Arnold Schwarzenegger dominated the cinematic landscape as an action star from the mid-80s through the early-90s. His beefy physique and unique comic timing made him an indelible screen presence, especially when pitted against the interesting, complicated women that populated his films but go unnoticed. RogerEbert.com’s Jessica Ritchey argues in favor of the women of Schwarzenegger’s golden age and how those years more often than not had good female leads.

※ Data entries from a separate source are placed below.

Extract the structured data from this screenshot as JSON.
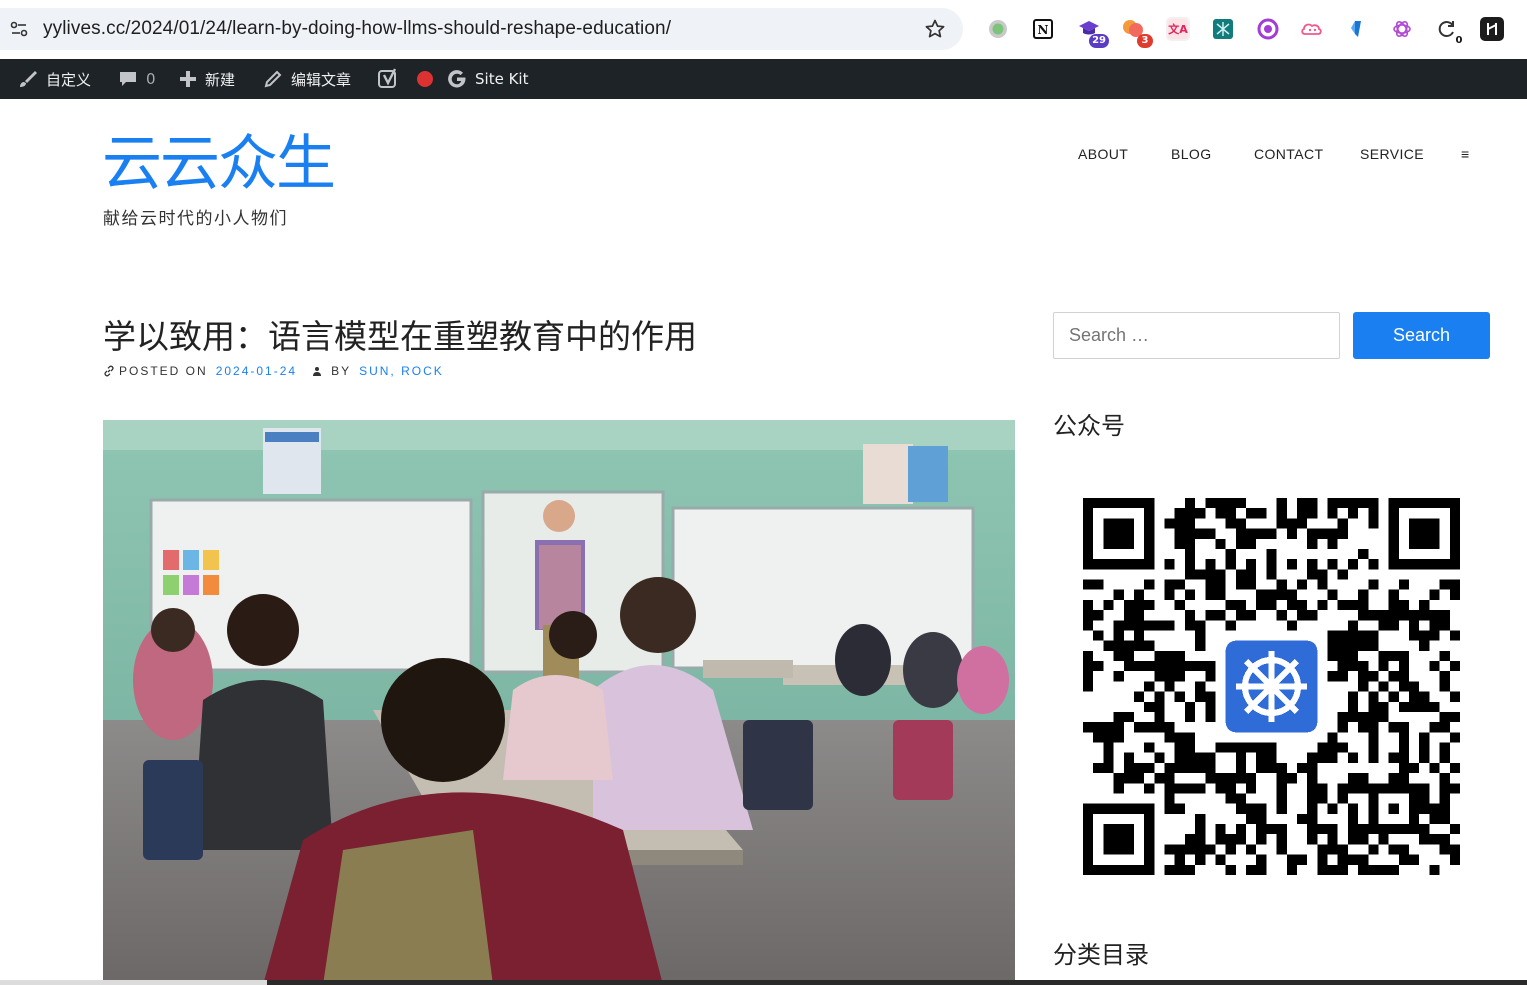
{
  "browser": {
    "url": "yylives.cc/2024/01/24/learn-by-doing-how-llms-should-reshape-education/",
    "extensions": [
      {
        "name": "record-extension-icon",
        "badge": ""
      },
      {
        "name": "notion-extension-icon",
        "badge": ""
      },
      {
        "name": "graduation-cap-extension-icon",
        "badge": "29"
      },
      {
        "name": "chat-bubbles-extension-icon",
        "badge": "3"
      },
      {
        "name": "translate-extension-icon",
        "badge": ""
      },
      {
        "name": "network-extension-icon",
        "badge": ""
      },
      {
        "name": "circle-logo-extension-icon",
        "badge": ""
      },
      {
        "name": "cloud-face-extension-icon",
        "badge": ""
      },
      {
        "name": "bookmark-extension-icon",
        "badge": ""
      },
      {
        "name": "openai-extension-icon",
        "badge": ""
      },
      {
        "name": "refresh-counter-extension-icon",
        "badge": "0"
      },
      {
        "name": "dark-square-extension-icon",
        "badge": ""
      }
    ]
  },
  "adminbar": {
    "customize": "自定义",
    "comments_count": "0",
    "new": "新建",
    "edit_post": "编辑文章",
    "site_kit": "Site Kit"
  },
  "site": {
    "title": "云云众生",
    "description": "献给云时代的小人物们"
  },
  "nav": {
    "items": [
      "ABOUT",
      "BLOG",
      "CONTACT",
      "SERVICE"
    ],
    "menu_toggle": "≡"
  },
  "post": {
    "title": "学以致用：语言模型在重塑教育中的作用",
    "posted_on_label": "POSTED ON",
    "date": "2024-01-24",
    "by_label": "BY",
    "author": "SUN, ROCK"
  },
  "sidebar": {
    "search_placeholder": "Search …",
    "search_button": "Search",
    "widget_wechat_title": "公众号",
    "widget_categories_title": "分类目录"
  },
  "colors": {
    "accent": "#1a80f2",
    "adminbar": "#1d2327"
  }
}
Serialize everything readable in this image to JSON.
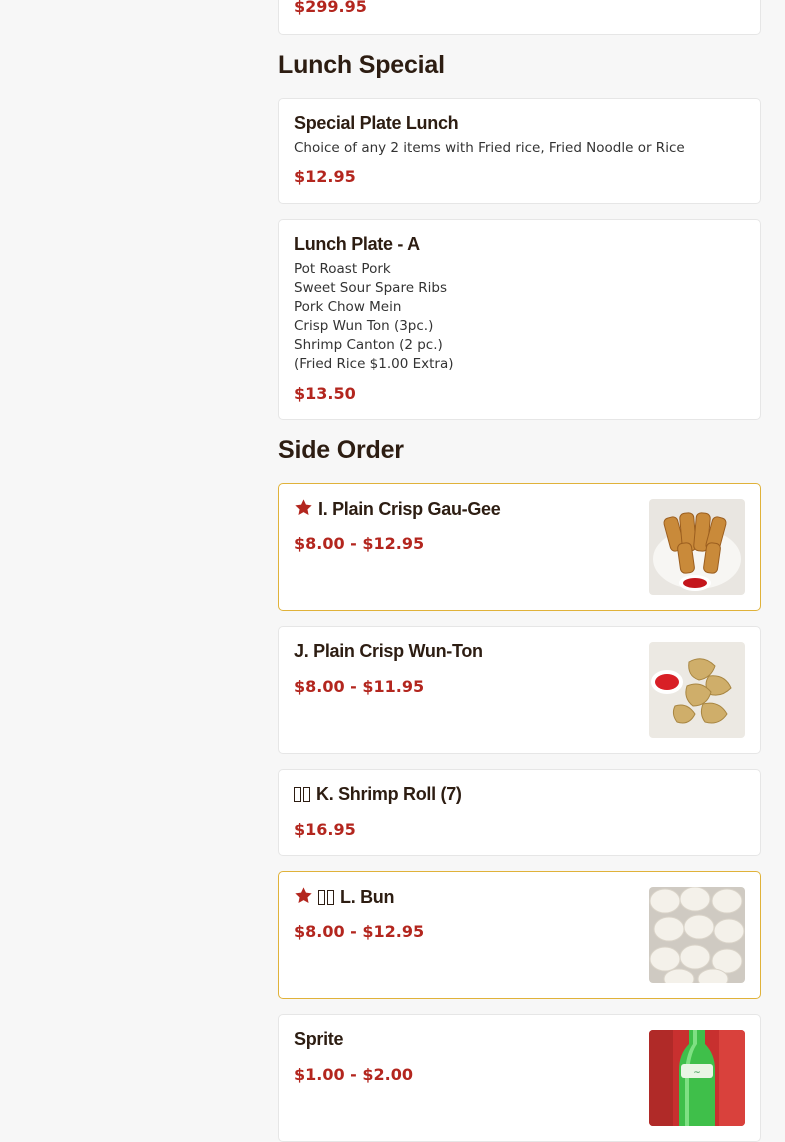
{
  "colors": {
    "accent": "#b3261e",
    "featured_border": "#e0b23a",
    "heading": "#2d1d12"
  },
  "top_partial": {
    "price": "$299.95"
  },
  "sections": [
    {
      "title": "Lunch Special",
      "items": [
        {
          "name": "Special Plate Lunch",
          "description": "Choice of any 2 items with Fried rice, Fried Noodle or Rice",
          "price": "$12.95"
        },
        {
          "name": "Lunch Plate - A",
          "description": "Pot Roast Pork\nSweet Sour Spare Ribs\nPork Chow Mein\nCrisp Wun Ton (3pc.)\nShrimp Canton (2 pc.)\n(Fried Rice $1.00 Extra)",
          "price": "$13.50"
        }
      ]
    },
    {
      "title": "Side Order",
      "items": [
        {
          "name": "I. Plain Crisp Gau-Gee",
          "price": "$8.00 - $12.95",
          "featured": true,
          "icon": "star-icon",
          "image": "gau-gee-photo"
        },
        {
          "name": "J. Plain Crisp Wun-Ton",
          "price": "$8.00 - $11.95",
          "image": "wun-ton-photo"
        },
        {
          "name": "K. Shrimp Roll (7)",
          "price": "$16.95",
          "icon": "missing-glyph-icon"
        },
        {
          "name": "L. Bun",
          "price": "$8.00 - $12.95",
          "featured": true,
          "icon": "star-icon",
          "image": "bun-photo"
        },
        {
          "name": "Sprite",
          "price": "$1.00 - $2.00",
          "image": "sprite-bottle-photo"
        }
      ]
    }
  ]
}
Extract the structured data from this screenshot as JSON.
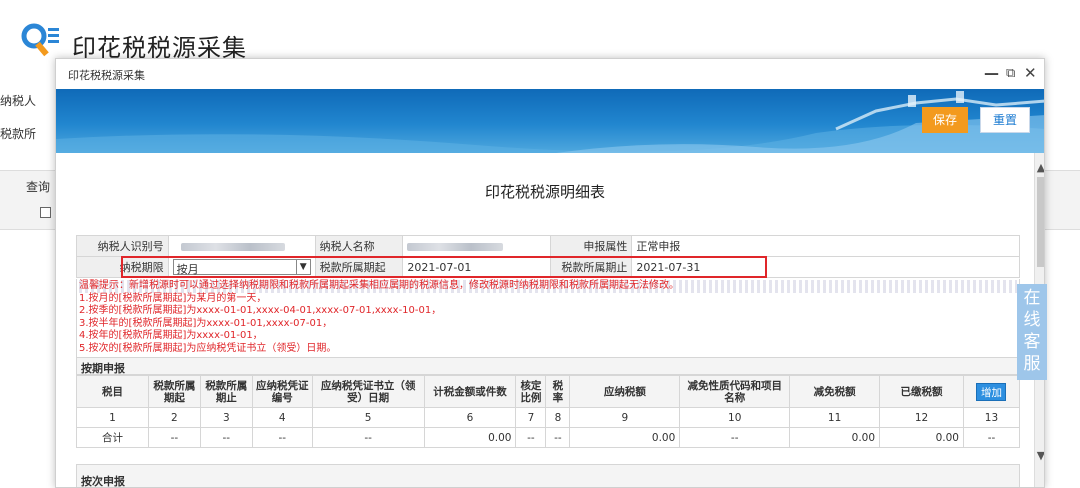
{
  "page": {
    "title": "印花税税源采集",
    "label_taxpayer": "纳税人",
    "label_period": "税款所",
    "label_query": "查询"
  },
  "dialog": {
    "title": "印花税税源采集",
    "controls": {
      "minimize": "—",
      "restore": "⧉",
      "close": "✕"
    },
    "save_label": "保存",
    "reset_label": "重置"
  },
  "doc": {
    "title": "印花税税源明细表",
    "info": {
      "taxpayer_id_label": "纳税人识别号",
      "taxpayer_name_label": "纳税人名称",
      "declare_attr_label": "申报属性",
      "declare_attr_value": "正常申报",
      "period_type_label": "纳税期限",
      "period_type_value": "按月",
      "period_start_label": "税款所属期起",
      "period_start_value": "2021-07-01",
      "period_end_label": "税款所属期止",
      "period_end_value": "2021-07-31"
    },
    "tips": [
      "温馨提示：新增税源时可以通过选择纳税期限和税款所属期起采集相应属期的税源信息，修改税源时纳税期限和税款所属期起无法修改。",
      "1.按月的[税款所属期起]为某月的第一天，",
      "2.按季的[税款所属期起]为xxxx-01-01,xxxx-04-01,xxxx-07-01,xxxx-10-01，",
      "3.按半年的[税款所属期起]为xxxx-01-01,xxxx-07-01，",
      "4.按年的[税款所属期起]为xxxx-01-01，",
      "5.按次的[税款所属期起]为应纳税凭证书立（领受）日期。"
    ],
    "section1": "按期申报",
    "section2": "按次申报",
    "add_label": "增加",
    "headers": [
      "税目",
      "税款所属期起",
      "税款所属期止",
      "应纳税凭证编号",
      "应纳税凭证书立（领受）日期",
      "计税金额或件数",
      "核定比例",
      "税率",
      "应纳税额",
      "减免性质代码和项目名称",
      "减免税额",
      "已缴税额"
    ],
    "index_row": [
      "1",
      "2",
      "3",
      "4",
      "5",
      "6",
      "7",
      "8",
      "9",
      "10",
      "11",
      "12",
      "13"
    ],
    "total_row": [
      "合计",
      "--",
      "--",
      "--",
      "--",
      "0.00",
      "--",
      "--",
      "0.00",
      "--",
      "0.00",
      "0.00",
      "--"
    ]
  },
  "service": {
    "text": "在线客服"
  },
  "colors": {
    "accent_blue": "#1a7ad0",
    "save_orange": "#f39a1e",
    "alert_red": "#e0262a"
  }
}
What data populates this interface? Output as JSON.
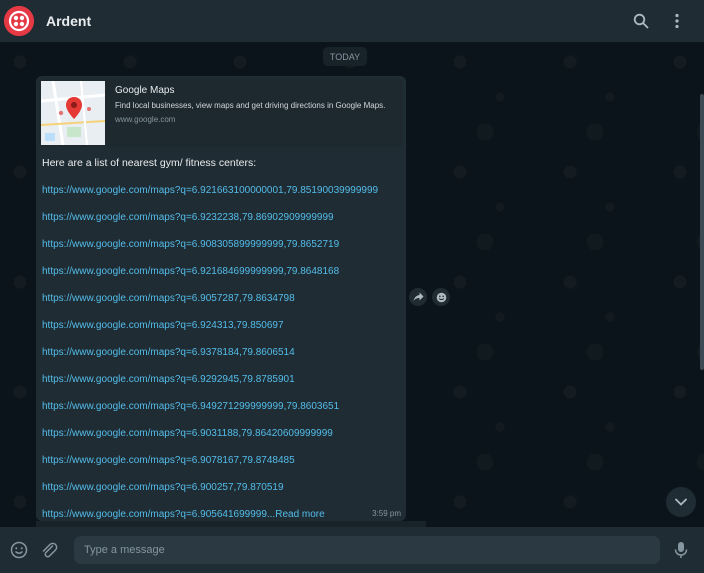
{
  "header": {
    "title": "Ardent",
    "logo_color": "#e53946"
  },
  "chat": {
    "date_chip": "TODAY",
    "message": {
      "preview": {
        "title": "Google Maps",
        "description": "Find local businesses, view maps and get driving directions in Google Maps.",
        "domain": "www.google.com"
      },
      "intro": "Here are a list of nearest gym/ fitness centers:",
      "links": [
        "https://www.google.com/maps?q=6.921663100000001,79.85190039999999",
        "https://www.google.com/maps?q=6.9232238,79.86902909999999",
        "https://www.google.com/maps?q=6.908305899999999,79.8652719",
        "https://www.google.com/maps?q=6.921684699999999,79.8648168",
        "https://www.google.com/maps?q=6.9057287,79.8634798",
        "https://www.google.com/maps?q=6.924313,79.850697",
        "https://www.google.com/maps?q=6.9378184,79.8606514",
        "https://www.google.com/maps?q=6.9292945,79.8785901",
        "https://www.google.com/maps?q=6.949271299999999,79.8603651",
        "https://www.google.com/maps?q=6.9031188,79.86420609999999",
        "https://www.google.com/maps?q=6.9078167,79.8748485",
        "https://www.google.com/maps?q=6.900257,79.870519"
      ],
      "last_link": "https://www.google.com/maps?q=6.905641699999...",
      "read_more": "Read more",
      "time": "3:59 pm"
    }
  },
  "composer": {
    "placeholder": "Type a message"
  },
  "colors": {
    "header_bg": "#202c33",
    "chat_bg": "#0b141a",
    "bubble_bg": "#202c33",
    "link": "#53bdeb"
  }
}
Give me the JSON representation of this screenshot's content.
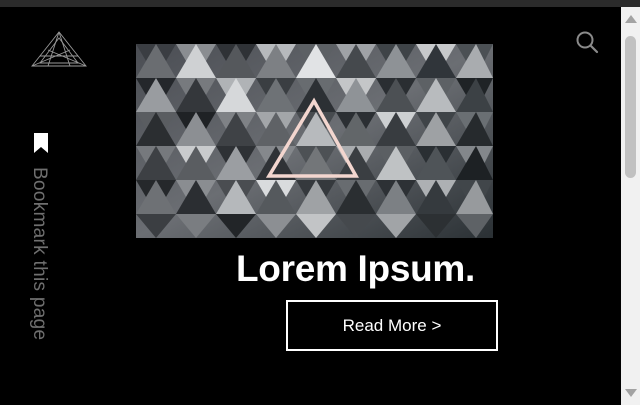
{
  "nav": {
    "logo_icon": "pyramid-logo-icon",
    "search_icon": "search-icon"
  },
  "sidebar": {
    "bookmark_icon": "bookmark-icon",
    "bookmark_label": "Bookmark this page"
  },
  "hero": {
    "image_icon": "triangle-mosaic-image",
    "headline": "Lorem Ipsum.",
    "cta_label": "Read More >"
  },
  "colors": {
    "background": "#000000",
    "text": "#ffffff",
    "sidebar_text": "#6f6f6f",
    "accent_triangle": "#f3d6cf",
    "scrollbar_track": "#f1f1f1",
    "scrollbar_thumb": "#c1c1c1"
  }
}
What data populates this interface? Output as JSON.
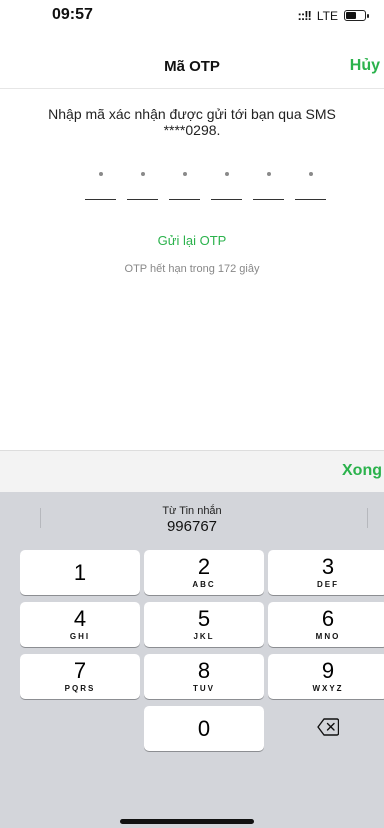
{
  "status": {
    "time": "09:57",
    "signal": "::!!",
    "network": "LTE",
    "battery_level": 0.6
  },
  "nav": {
    "title": "Mã OTP",
    "cancel_label": "Hủy"
  },
  "instruction": {
    "line1": "Nhập mã xác nhận được gửi tới bạn qua SMS",
    "line2": "****0298."
  },
  "otp": {
    "slots": [
      "•",
      "•",
      "•",
      "•",
      "•",
      "•"
    ]
  },
  "resend_label": "Gửi lại OTP",
  "expire_text": "OTP hết hạn trong 172 giây",
  "accessory": {
    "done_label": "Xong"
  },
  "keyboard": {
    "suggestion_label": "Từ Tin nhắn",
    "suggestion_value": "996767",
    "keys": [
      {
        "num": "1",
        "letters": ""
      },
      {
        "num": "2",
        "letters": "ABC"
      },
      {
        "num": "3",
        "letters": "DEF"
      },
      {
        "num": "4",
        "letters": "GHI"
      },
      {
        "num": "5",
        "letters": "JKL"
      },
      {
        "num": "6",
        "letters": "MNO"
      },
      {
        "num": "7",
        "letters": "PQRS"
      },
      {
        "num": "8",
        "letters": "TUV"
      },
      {
        "num": "9",
        "letters": "WXYZ"
      },
      {
        "num": "0",
        "letters": ""
      }
    ],
    "backspace_icon": "backspace-icon"
  },
  "colors": {
    "accent": "#2bb24c",
    "keyboard_bg": "#d3d5da"
  }
}
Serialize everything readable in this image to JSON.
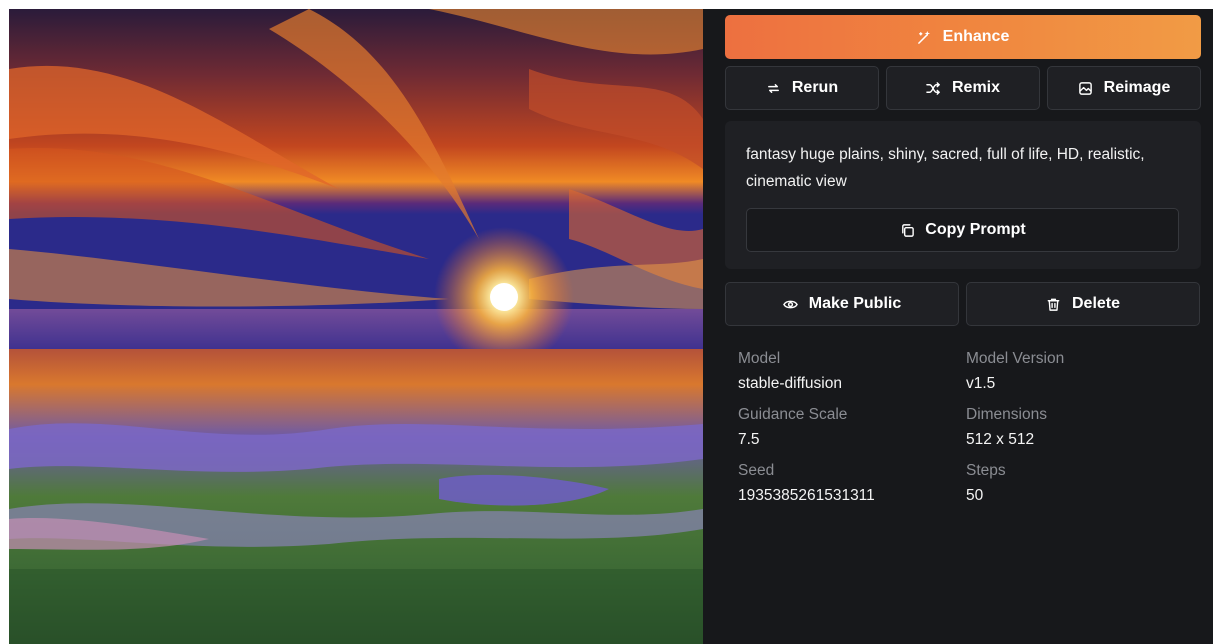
{
  "image": {
    "description_icon": "generated-landscape-image"
  },
  "actions": {
    "enhance_label": "Enhance",
    "rerun_label": "Rerun",
    "remix_label": "Remix",
    "reimage_label": "Reimage",
    "make_public_label": "Make Public",
    "delete_label": "Delete",
    "copy_prompt_label": "Copy Prompt"
  },
  "prompt": {
    "text": "fantasy huge plains, shiny, sacred, full of life, HD, realistic, cinematic view"
  },
  "details": {
    "model_label": "Model",
    "model_value": "stable-diffusion",
    "model_version_label": "Model Version",
    "model_version_value": "v1.5",
    "guidance_label": "Guidance Scale",
    "guidance_value": "7.5",
    "dimensions_label": "Dimensions",
    "dimensions_value": "512 x 512",
    "seed_label": "Seed",
    "seed_value": "1935385261531311",
    "steps_label": "Steps",
    "steps_value": "50"
  },
  "icons": {
    "enhance": "magic-wand-icon",
    "rerun": "repeat-icon",
    "remix": "shuffle-icon",
    "reimage": "image-icon",
    "copy": "copy-icon",
    "make_public": "eye-icon",
    "delete": "trash-icon"
  },
  "colors": {
    "background": "#17181b",
    "panel": "#1f2024",
    "accent_start": "#ed7040",
    "accent_end": "#f19b45",
    "muted_text": "#8b8d93"
  }
}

1985’s delirious “Commando” gets a large part of its “It Happened One Night”-on-steroids charm from Rae Dawn Chong. She plays a flight attendant who through an “only in an eighties action movie” series of convoluted steps ends up awkwardly firing a rocket launcher at a pursuing car. She goes from terrified to taking great delight in the spirit of things as she aids Schwarzenegger in rescuing his daughter. The film is hilariously bright and buoyant. Its violence is as cheerful as the steel drums on the soundtrack. The film clicks because everybody looks to be having the time of their lives. And that mood is infectious. “Raw Deal” is one of Schwarzenegger’s most underrated films. Playing a former Fed who infiltrates a mobster’s gang he meets his match in Kathryn Harrold. Playing the usually thankless role of the Mol, Harrold has a real forties movie dame quality. You could easily see Barbara Stanwyck play this type of part, sizing up Schwarzenegger as a phony in one glance, and braining a would be assassin with the arm of a mannequin when they’re attacked in a dress shop. The film earns major points by not killing her off horribly to prove the bad guy’s bonafides. Instead she expertly navigates a sea of dangerous men, including the hero. There’s even an admirable sense of partnership between Harrold and Schwarzenegger. His character is married and rather than get bogged down in an ill fated dalliance they help each other make it out alive.